Mindy allows that it probably is.
She starts pulling herself together and drying her tears. Her therapist suggests that Mindy return on Thursday for her regular appointment and offers to squeeze her in next week as well, if that's okay with Mindy. Mindy agrees because she recognizes that she does need someone to talk to until she gets her balance back.
Her session ends a few minutes early and she goes to the waiting room to wait for her mother. She freezes when she sees Drake sitting in a chair, flipping through a magazine. She'd known that he went to therapy but she had no idea that his therapist shared a practice with hers. He glances up and sees her and sort of waves. He's seated near the door so she's going to have to walk past him on her way out.
She takes a deep calming breath before walking in his direction. It's a nice day, she can wait outside.
"Mindy."
She stops, wary. "Yes?"
"How are you?" he asks lamely.
"I'm okay." It's as close to the truth as she's willing to tell anyone who is not her therapist.
"Josh is a wreck. He really wants to talk to you. He's having a bad time with this."
"And I'm not?" she snaps. She glances at the receptionist then whispers, harshly, "I'm pretty sure that I'm having a worse time than he is."
"Yeah, well, you wouldn't know, would you because you won't talk to him." He tries very hard not to sound nasty.
"Drake, this really isn't any of your business—"
"It kind of is since I witnessed you—" the words catch in his throat and he quickly replaces them with, "what happened."

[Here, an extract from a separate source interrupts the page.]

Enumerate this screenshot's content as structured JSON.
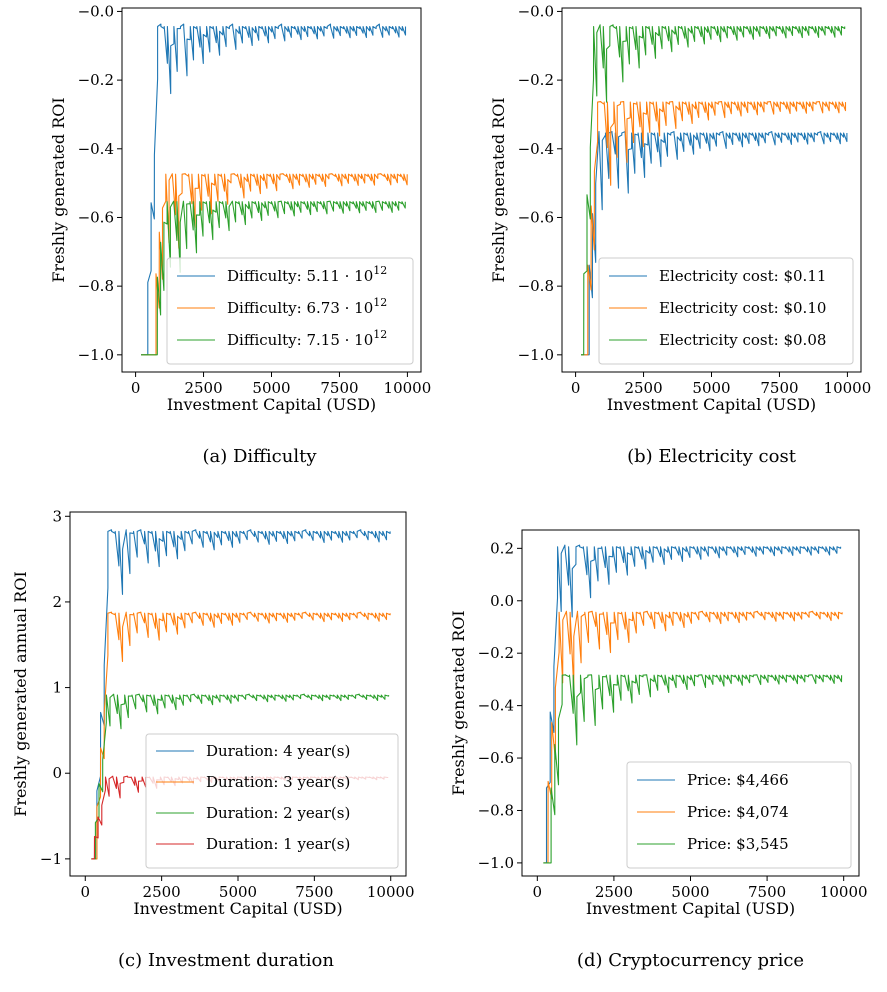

How is she supposed to to deal with it when no one wants to say it? "What happened." All of these tidy words and vague phrases that gloss over the grotesqueness and gravity. How can she wrap her brain around it? How is she supposed to feel? It makes everything that she and Josh had seem like it should be deemed wrong and shameful.
"My relationship with Josh or lack thereof, is none of your business."
The receptionist tells Drake that he can go in before he has a chance to argue with Mindy.
Mindy walks outside. She checks her phone and there's a message from her mother letting her know that she's running about five minutes late; she got caught in traffic behind a fender-bender. Mindy deletes the message then finds herself scrolling through her contacts. She stops on Josh's name, her thumb hovering over the call button as he mother pulls into the parking lot.
She presses the end button, navigating away from the call screen.